Mayor Harold Perrin on Why Other Communities Are Trying to Keep Up With Jonesboro

Mayor Harold Perrin on Why Other Communities Are Trying to Keep Up With Jonesboro
Harold Perrin 
Mayor of Jonesboro

Harold Perrin, a former banker and management consultant, was elected to his third four-year term as mayor of Jonesboro in November 2016. Before becoming mayor, he served for 15 years on the Jonesboro City Council.

Perrin is a graduate of Arkansas State University in Jonesboro and previously served on its board of trustees.

The addition of new fire stations has allowed Jonesboro to attain a Class 1 rating since Perrin became mayor in 2009.

What’s the most exciting development happening in Jonesboro right now?
Growth in every direction. We are wrapping up $1 billion in capital improvements in the medical community, including St. Bernards and NEA Baptist hospitals, as well as the new osteopathic medicine school on the Arkansas State University campus. Our population hits new records daily. We’ve managed to grow at a pace of three new residents a day for several years now, and new jobs, new neighborhoods and new neighbors are the reward.

What is your city’s biggest challenge?
Deciding on how we grow, and maintaining the balance of new and modern with our down-home Southern charm. We are fortunate to have more people invested — emotionally and financially — in Jonesboro than ever before. We now have a diverse population with divergent goals, and we have to prioritize the things we want first, second and so on.

Do you see a dry-to-wet initiative in Craighead County’s future or are people content with the status quo?
A group studied that recently and determined now is not the time to push an election that would bring package stores and access to alcoholic beverages beyond our restaurants and bars. Those who enjoy a drink have 54 restaurants or bars to choose from, so I don’t know that packaged alcohol is a priority at this time.
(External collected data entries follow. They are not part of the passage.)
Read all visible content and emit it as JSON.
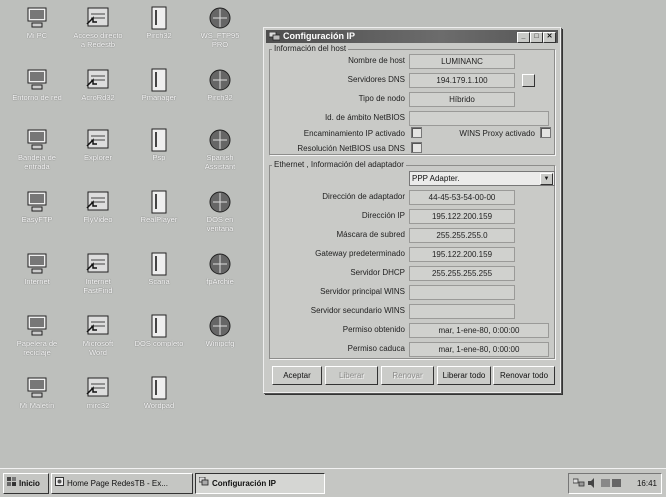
{
  "desktop": {
    "icons": [
      {
        "label": "Mi PC",
        "name": "my-computer-icon"
      },
      {
        "label": "Acceso directo\na Redestb",
        "name": "shortcut-redestb-icon"
      },
      {
        "label": "Pirch32",
        "name": "pirch32-icon"
      },
      {
        "label": "WS_FTP95\nPRO",
        "name": "ws-ftp95-pro-icon"
      },
      {
        "label": "Entorno de red",
        "name": "network-neighborhood-icon"
      },
      {
        "label": "AcroRd32",
        "name": "acrord32-icon"
      },
      {
        "label": "Pmanager",
        "name": "pmanager-icon"
      },
      {
        "label": "Pirch32",
        "name": "pirch32-second-icon"
      },
      {
        "label": "Bandeja de\nentrada",
        "name": "inbox-icon"
      },
      {
        "label": "Explorer",
        "name": "explorer-icon"
      },
      {
        "label": "Psp",
        "name": "psp-icon"
      },
      {
        "label": "Spanish\nAssistant",
        "name": "spanish-assistant-icon"
      },
      {
        "label": "EasyFTP",
        "name": "easyftp-icon"
      },
      {
        "label": "FlyVideo",
        "name": "flyvideo-icon"
      },
      {
        "label": "RealPlayer",
        "name": "realplayer-icon"
      },
      {
        "label": "DOS en\nventana",
        "name": "dos-window-icon"
      },
      {
        "label": "Internet",
        "name": "internet-icon"
      },
      {
        "label": "Internet\nFastFind",
        "name": "internet-fastfind-icon"
      },
      {
        "label": "Scana",
        "name": "scana-icon"
      },
      {
        "label": "fpArchie",
        "name": "fparchie-icon"
      },
      {
        "label": "Papelera de\nreciclaje",
        "name": "recycle-bin-icon"
      },
      {
        "label": "Microsoft\nWord",
        "name": "microsoft-word-icon"
      },
      {
        "label": "DOS completo",
        "name": "dos-full-icon"
      },
      {
        "label": "Winipcfg",
        "name": "winipcfg-icon"
      },
      {
        "label": "Mi Maletín",
        "name": "my-briefcase-icon"
      },
      {
        "label": "mirc32",
        "name": "mirc32-icon"
      },
      {
        "label": "Wordpad",
        "name": "wordpad-icon"
      }
    ]
  },
  "dialog": {
    "title": "Configuración IP",
    "host_group": "Información del host",
    "host_name_label": "Nombre de host",
    "host_name": "LUMINANC",
    "dns_label": "Servidores DNS",
    "dns_value": "194.179.1.100",
    "node_type_label": "Tipo de nodo",
    "node_type": "Híbrido",
    "netbios_scope_label": "Id. de ámbito NetBIOS",
    "netbios_scope": "",
    "ip_routing_label": "Encaminamiento IP activado",
    "wins_proxy_label": "WINS Proxy activado",
    "netbios_dns_label": "Resolución NetBIOS usa DNS",
    "adapter_group": "Ethernet , Información del adaptador",
    "adapter_selected": "PPP Adapter.",
    "adapter_address_label": "Dirección de adaptador",
    "adapter_address": "44-45-53-54-00-00",
    "ip_address_label": "Dirección IP",
    "ip_address": "195.122.200.159",
    "subnet_label": "Máscara de subred",
    "subnet": "255.255.255.0",
    "gateway_label": "Gateway predeterminado",
    "gateway": "195.122.200.159",
    "dhcp_label": "Servidor DHCP",
    "dhcp": "255.255.255.255",
    "wins_primary_label": "Servidor principal WINS",
    "wins_primary": "",
    "wins_secondary_label": "Servidor secundario WINS",
    "wins_secondary": "",
    "lease_obtained_label": "Permiso obtenido",
    "lease_obtained": "mar, 1-ene-80, 0:00:00",
    "lease_expires_label": "Permiso caduca",
    "lease_expires": "mar, 1-ene-80, 0:00:00",
    "buttons": {
      "accept": "Aceptar",
      "release": "Liberar",
      "renew": "Renovar",
      "release_all": "Liberar todo",
      "renew_all": "Renovar todo"
    }
  },
  "taskbar": {
    "start": "Inicio",
    "task1": "Home Page RedesTB - Ex...",
    "task2": "Configuración IP",
    "clock": "16:41"
  }
}
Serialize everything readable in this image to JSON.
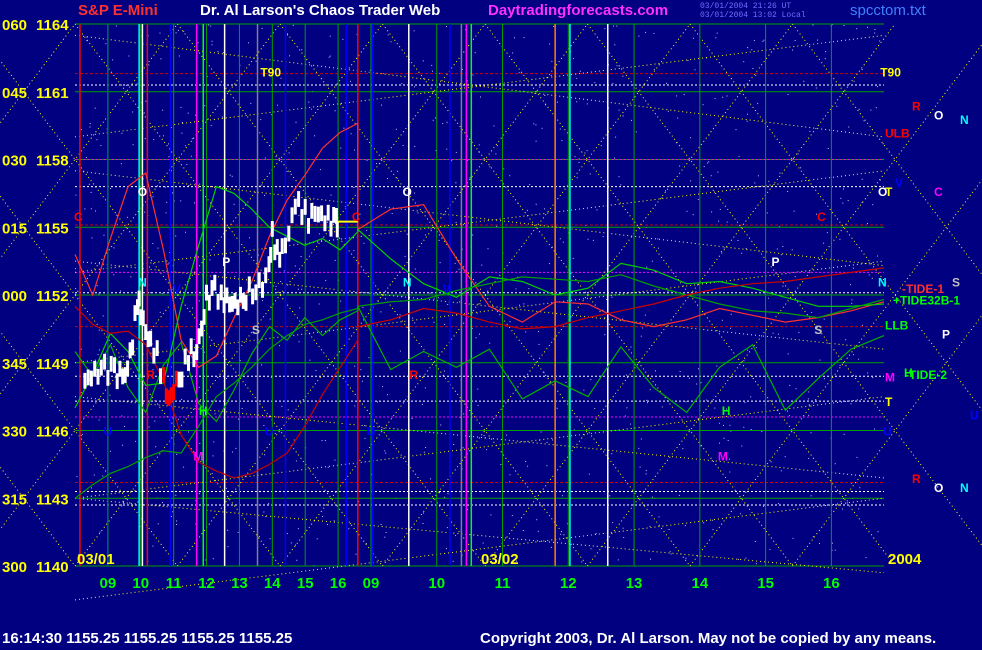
{
  "header": {
    "instrument": "S&P E-Mini",
    "title": "Dr. Al Larson's Chaos Trader Web",
    "site": "Daytradingforecasts.com",
    "file": "spcctom.txt",
    "stamp1": "03/01/2004 21:26 UT",
    "stamp2": "03/01/2004 13:02 Local"
  },
  "footer": {
    "quote": "16:14:30  1155.25  1155.25  1155.25  1155.25",
    "copyright": "Copyright 2003, Dr. Al Larson. May not be copied by any means."
  },
  "colors": {
    "background": "#000080",
    "price_bar": "#ffffff",
    "price_down": "#ff0000",
    "price_up": "#ffff00",
    "tide": "#00c000",
    "envelope": "#cc0000",
    "grid_yellow": "#ffff00",
    "grid_green": "#00a000"
  },
  "chart_data": {
    "type": "line",
    "ylim": [
      1140,
      1164
    ],
    "y_ticks": [
      {
        "value": 1164,
        "left": "060",
        "right": "1164"
      },
      {
        "value": 1161,
        "left": "045",
        "right": "1161"
      },
      {
        "value": 1158,
        "left": "030",
        "right": "1158"
      },
      {
        "value": 1155,
        "left": "015",
        "right": "1155"
      },
      {
        "value": 1152,
        "left": "000",
        "right": "1152"
      },
      {
        "value": 1149,
        "left": "345",
        "right": "1149"
      },
      {
        "value": 1146,
        "left": "330",
        "right": "1146"
      },
      {
        "value": 1143,
        "left": "315",
        "right": "1143"
      },
      {
        "value": 1140,
        "left": "300",
        "right": "1140"
      }
    ],
    "x_ticks": [
      "09",
      "10",
      "11",
      "12",
      "13",
      "14",
      "15",
      "16",
      "09",
      "10",
      "11",
      "12",
      "13",
      "14",
      "15",
      "16"
    ],
    "date_labels": [
      "03/01",
      "03/02",
      "2004"
    ],
    "price": [
      {
        "t": 8.3,
        "v": 1148.2
      },
      {
        "t": 8.6,
        "v": 1148.5
      },
      {
        "t": 8.9,
        "v": 1148.7
      },
      {
        "t": 9.2,
        "v": 1148.6
      },
      {
        "t": 9.45,
        "v": 1148.3
      },
      {
        "t": 9.6,
        "v": 1148.9
      },
      {
        "t": 9.75,
        "v": 1150.0
      },
      {
        "t": 9.9,
        "v": 1151.8
      },
      {
        "t": 10.0,
        "v": 1151.2
      },
      {
        "t": 10.15,
        "v": 1150.3
      },
      {
        "t": 10.3,
        "v": 1149.8
      },
      {
        "t": 10.5,
        "v": 1149.3
      },
      {
        "t": 10.7,
        "v": 1148.2
      },
      {
        "t": 10.85,
        "v": 1147.4
      },
      {
        "t": 11.0,
        "v": 1147.9
      },
      {
        "t": 11.25,
        "v": 1148.6
      },
      {
        "t": 11.45,
        "v": 1149.3
      },
      {
        "t": 11.7,
        "v": 1149.6
      },
      {
        "t": 11.85,
        "v": 1150.4
      },
      {
        "t": 12.0,
        "v": 1151.8
      },
      {
        "t": 12.25,
        "v": 1152.2
      },
      {
        "t": 12.45,
        "v": 1151.9
      },
      {
        "t": 12.7,
        "v": 1151.6
      },
      {
        "t": 12.95,
        "v": 1151.7
      },
      {
        "t": 13.2,
        "v": 1152.0
      },
      {
        "t": 13.5,
        "v": 1152.4
      },
      {
        "t": 13.7,
        "v": 1152.3
      },
      {
        "t": 13.9,
        "v": 1153.2
      },
      {
        "t": 14.0,
        "v": 1154.6
      },
      {
        "t": 14.15,
        "v": 1153.8
      },
      {
        "t": 14.3,
        "v": 1154.0
      },
      {
        "t": 14.5,
        "v": 1154.8
      },
      {
        "t": 14.7,
        "v": 1156.2
      },
      {
        "t": 14.9,
        "v": 1155.8
      },
      {
        "t": 15.1,
        "v": 1155.3
      },
      {
        "t": 15.3,
        "v": 1155.6
      },
      {
        "t": 15.5,
        "v": 1155.4
      },
      {
        "t": 15.7,
        "v": 1155.3
      },
      {
        "t": 15.95,
        "v": 1155.2
      },
      {
        "t": 16.0,
        "v": 1155.25
      }
    ],
    "series": [
      {
        "name": "TIDE-1",
        "color": "#ff3030",
        "day1": [
          1153.8,
          1152.0,
          1154.5,
          1156.8,
          1157.4,
          1154.0,
          1150.0,
          1148.8,
          1149.3,
          1151.0,
          1152.6,
          1154.6,
          1156.2,
          1157.3,
          1158.5,
          1159.2,
          1159.6
        ],
        "day2": [
          1154.9,
          1155.8,
          1156.0,
          1153.6,
          1151.5,
          1150.8,
          1151.7,
          1151.6,
          1150.9,
          1150.6,
          1150.9,
          1151.4,
          1151.1,
          1150.8,
          1151.0,
          1151.3,
          1151.7
        ]
      },
      {
        "name": "+TIDE32B-1",
        "color": "#00d000",
        "day1": [
          1147.0,
          1148.5,
          1150.3,
          1149.5,
          1148.0,
          1148.1,
          1151.5,
          1154.2,
          1156.8,
          1156.5,
          1155.8,
          1155.0,
          1154.6,
          1154.2,
          1154.5,
          1154.0,
          1154.8
        ],
        "day2": [
          1154.9,
          1153.6,
          1152.5,
          1151.9,
          1152.8,
          1152.6,
          1152.0,
          1152.3,
          1153.4,
          1153.1,
          1152.5,
          1152.6,
          1152.3,
          1151.9,
          1151.5,
          1151.5,
          1151.6
        ]
      },
      {
        "name": "-TIDE-2",
        "color": "#00b000",
        "day1": [
          1149.5,
          1148.4,
          1149.8,
          1147.9,
          1146.8,
          1148.9,
          1149.9,
          1147.2,
          1146.4,
          1147.8,
          1149.4,
          1150.6,
          1150.0,
          1151.0,
          1150.2,
          1150.9,
          1151.3
        ],
        "day2": [
          1151.5,
          1148.7,
          1149.5,
          1148.8,
          1149.6,
          1147.4,
          1148.2,
          1147.5,
          1149.7,
          1147.9,
          1146.8,
          1148.8,
          1149.8,
          1146.9,
          1148.3,
          1149.6,
          1150.2
        ]
      },
      {
        "name": "LLB",
        "color": "#00a000",
        "day1": [
          1143.0,
          1143.6,
          1144.1,
          1144.4,
          1144.8,
          1145.1,
          1145.0,
          1146.2,
          1147.5,
          1148.1,
          1148.8,
          1149.6,
          1150.2,
          1150.7,
          1150.9,
          1151.2,
          1151.4
        ],
        "day2": [
          1151.5,
          1151.7,
          1151.8,
          1152.2,
          1152.5,
          1152.8,
          1152.7,
          1152.6,
          1152.9,
          1152.4,
          1152.0,
          1151.6,
          1151.3,
          1151.2,
          1151.0,
          1151.4,
          1151.8
        ]
      },
      {
        "name": "ULB",
        "color": "#cc0000",
        "day1": [
          1151.5,
          1150.7,
          1150.3,
          1150.4,
          1149.8,
          1148.2,
          1145.8,
          1144.6,
          1144.2,
          1143.9,
          1144.1,
          1144.5,
          1145.0,
          1146.2,
          1147.6,
          1148.8,
          1150.0
        ],
        "day2": [
          1150.6,
          1150.9,
          1151.4,
          1151.2,
          1150.8,
          1150.5,
          1150.6,
          1151.0,
          1151.3,
          1151.6,
          1152.0,
          1152.3,
          1152.5,
          1152.6,
          1152.8,
          1153.0,
          1153.2
        ]
      }
    ],
    "right_labels": [
      {
        "text": "R",
        "value": 1160.4,
        "color": "#ff0000"
      },
      {
        "text": "O",
        "value": 1160.0,
        "color": "#ffffff"
      },
      {
        "text": "N",
        "value": 1159.8,
        "color": "#00ffff"
      },
      {
        "text": "ULB",
        "value": 1159.2,
        "color": "#ff0000"
      },
      {
        "text": "V",
        "value": 1157.0,
        "color": "#0000ff"
      },
      {
        "text": "O",
        "value": 1156.6,
        "color": "#ffffff"
      },
      {
        "text": "T",
        "value": 1156.6,
        "color": "#ffff00"
      },
      {
        "text": "C",
        "value": 1156.6,
        "color": "#ff00ff"
      },
      {
        "text": "S",
        "value": 1152.6,
        "color": "#c0c0c0"
      },
      {
        "text": "N",
        "value": 1152.6,
        "color": "#00ffff"
      },
      {
        "text": "-TIDE-1",
        "value": 1152.3,
        "color": "#ff3030"
      },
      {
        "text": "+TIDE32B-1",
        "value": 1151.8,
        "color": "#00ff00"
      },
      {
        "text": "LLB",
        "value": 1150.7,
        "color": "#00ff00"
      },
      {
        "text": "P",
        "value": 1150.3,
        "color": "#ffffff"
      },
      {
        "text": "H",
        "value": 1148.6,
        "color": "#00ff00"
      },
      {
        "text": "-TIDE-2",
        "value": 1148.5,
        "color": "#00ff00"
      },
      {
        "text": "M",
        "value": 1148.4,
        "color": "#ff00ff"
      },
      {
        "text": "T",
        "value": 1147.3,
        "color": "#ffff00"
      },
      {
        "text": "U",
        "value": 1146.7,
        "color": "#0000ff"
      },
      {
        "text": "R",
        "value": 1143.9,
        "color": "#ff0000"
      },
      {
        "text": "O",
        "value": 1143.5,
        "color": "#ffffff"
      },
      {
        "text": "N",
        "value": 1143.5,
        "color": "#00ffff"
      }
    ],
    "markers": [
      {
        "text": "T90",
        "t": 13.95,
        "v": 1161.9,
        "color": "#ffff00"
      },
      {
        "text": "T90",
        "t": 32.8,
        "v": 1161.9,
        "color": "#ffff00"
      },
      {
        "text": "C",
        "t": 8.1,
        "v": 1155.5,
        "color": "#ff0000"
      },
      {
        "text": "C",
        "t": 16.55,
        "v": 1155.5,
        "color": "#ff0000"
      },
      {
        "text": "C",
        "t": 30.7,
        "v": 1155.5,
        "color": "#ff0000"
      },
      {
        "text": "O",
        "t": 10.05,
        "v": 1156.6,
        "color": "#ffffff"
      },
      {
        "text": "O",
        "t": 18.1,
        "v": 1156.6,
        "color": "#ffffff"
      },
      {
        "text": "N",
        "t": 10.05,
        "v": 1152.6,
        "color": "#00ffff"
      },
      {
        "text": "N",
        "t": 18.1,
        "v": 1152.6,
        "color": "#00ffff"
      },
      {
        "text": "P",
        "t": 12.6,
        "v": 1153.5,
        "color": "#ffffff"
      },
      {
        "text": "P",
        "t": 29.3,
        "v": 1153.5,
        "color": "#ffffff"
      },
      {
        "text": "S",
        "t": 13.5,
        "v": 1150.5,
        "color": "#c0c0c0"
      },
      {
        "text": "S",
        "t": 30.6,
        "v": 1150.5,
        "color": "#c0c0c0"
      },
      {
        "text": "V",
        "t": 11.1,
        "v": 1152.3,
        "color": "#0000ff"
      },
      {
        "text": "V",
        "t": 19.3,
        "v": 1152.3,
        "color": "#0000ff"
      },
      {
        "text": "H",
        "t": 11.9,
        "v": 1146.9,
        "color": "#00ff00"
      },
      {
        "text": "H",
        "t": 27.8,
        "v": 1146.9,
        "color": "#00ff00"
      },
      {
        "text": "M",
        "t": 11.75,
        "v": 1144.9,
        "color": "#ff00ff"
      },
      {
        "text": "M",
        "t": 27.7,
        "v": 1144.9,
        "color": "#ff00ff"
      },
      {
        "text": "R",
        "t": 10.3,
        "v": 1148.5,
        "color": "#ff0000"
      },
      {
        "text": "R",
        "t": 18.3,
        "v": 1148.5,
        "color": "#ff0000"
      },
      {
        "text": "U",
        "t": 9.0,
        "v": 1146.0,
        "color": "#0000ff"
      },
      {
        "text": "U",
        "t": 13.9,
        "v": 1146.0,
        "color": "#0000ff"
      },
      {
        "text": "U",
        "t": 17.0,
        "v": 1146.0,
        "color": "#0000ff"
      },
      {
        "text": "U",
        "t": 32.7,
        "v": 1146.0,
        "color": "#0000ff"
      }
    ]
  }
}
Jonesboro’s population has been growing while most of the Delta is losing residents. What are the advantages and disadvantages to Jonesboro’s location?
I think the past decade has entrenched Jonesboro as the hub of northeast Arkansas. We meet all the critical needs of the region: health, job opportunity, higher education — not to mention entertainment and shopping. I’m sure a lot of our new residents are people from around the region who needed those opportunities, or simply wanted to be part of a larger city. Others move here because they don’t want the costs or crime associated with even larger cities. So we offer different advantages to different people.

You’ve been mayor for more than nine years. What are the most rewarding parts of the job? What are the most frustrating?
The rewards are plentiful because I’m blessed to be mayor of the city I love. The opportunity to help steer it in the direction that our residents, and our city of Jonesboro employees, envision for the future is something I love every day. We have a wonderful staff that is upward of 600 strong, and they are smart, dedicated Jonesboro residents. We have a lot of civic engagement in the community and at our council meetings. The residents tell us what they want; our staff finds ways to make it happen. So our infrastructure is sound, our police and fire departments make it safe, our university keeps us forward-thinking, as well as forward-moving, and together we all bring it to life.

The only frustration is we can’t snap our fingers and make something happen. It takes time, and I don’t like to wait.